To use distinct, you first need to set design as attributeForDistinct during indexing time. Only then can you set distinct to true to deduplicate your results. Note that setting distinct at indexing time is optional. If you want to, you can set it at query time instead.

At query time

Once attributeForDistinct is set, you can enable distinct by setting it to true.

You can set distinct to true or 1 interchangeably.

Using the dashboard

You can also set your attribute for distinct and enable distinct in your Algolia dashboard.
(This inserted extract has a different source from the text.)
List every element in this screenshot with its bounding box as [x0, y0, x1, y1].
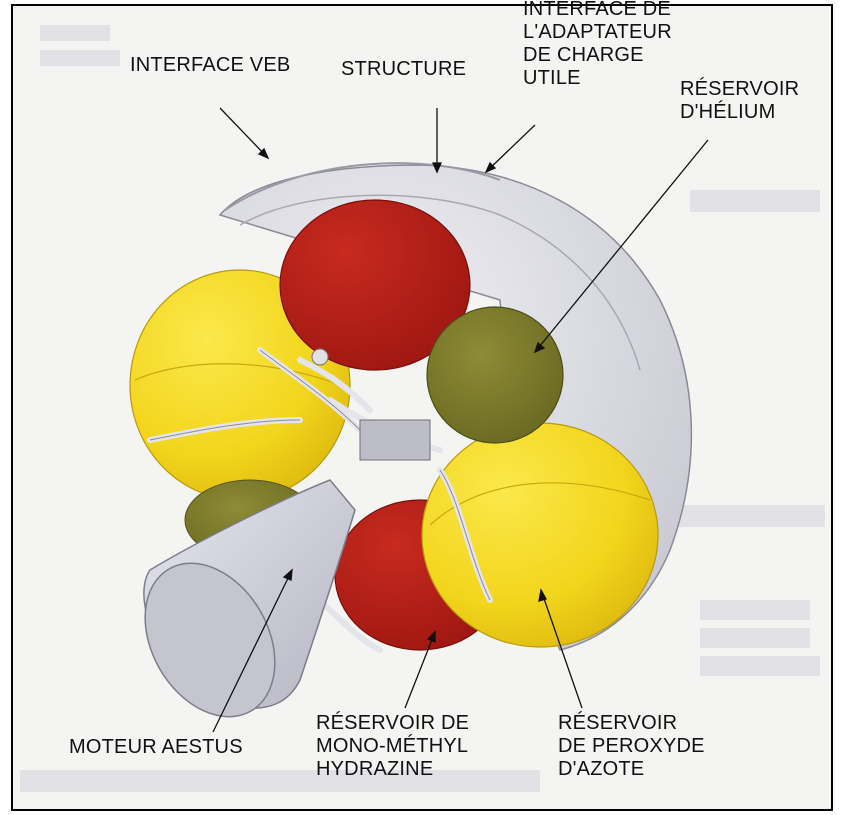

  1. Go to your dashboard, then go to the Search product and select your index.
  2. Click on the Configuration tab.
  3. In the Searchable Attributes section, click the “Add a searchable attribute” button.
  4. Select the design, type, and color attributes in the drop-down menu one after another.
  5. Click the Deduplication and Grouping tab, which you can find under Search behavior.
  6. Set the Distinct option to true.
  7. Set the Attribute for Distinct option to design.
  8. Save your changes.

When distinct is true, you get one color for each design. To control which one, you can set a new attribute with business metrics, for example, number_of_sales, and set it up for custom ranking.

Additionally, you can display all available colors for each item thanks to the color_variants attribute. This way, users can access all possible variants from the search results without the page being crowded with too many items.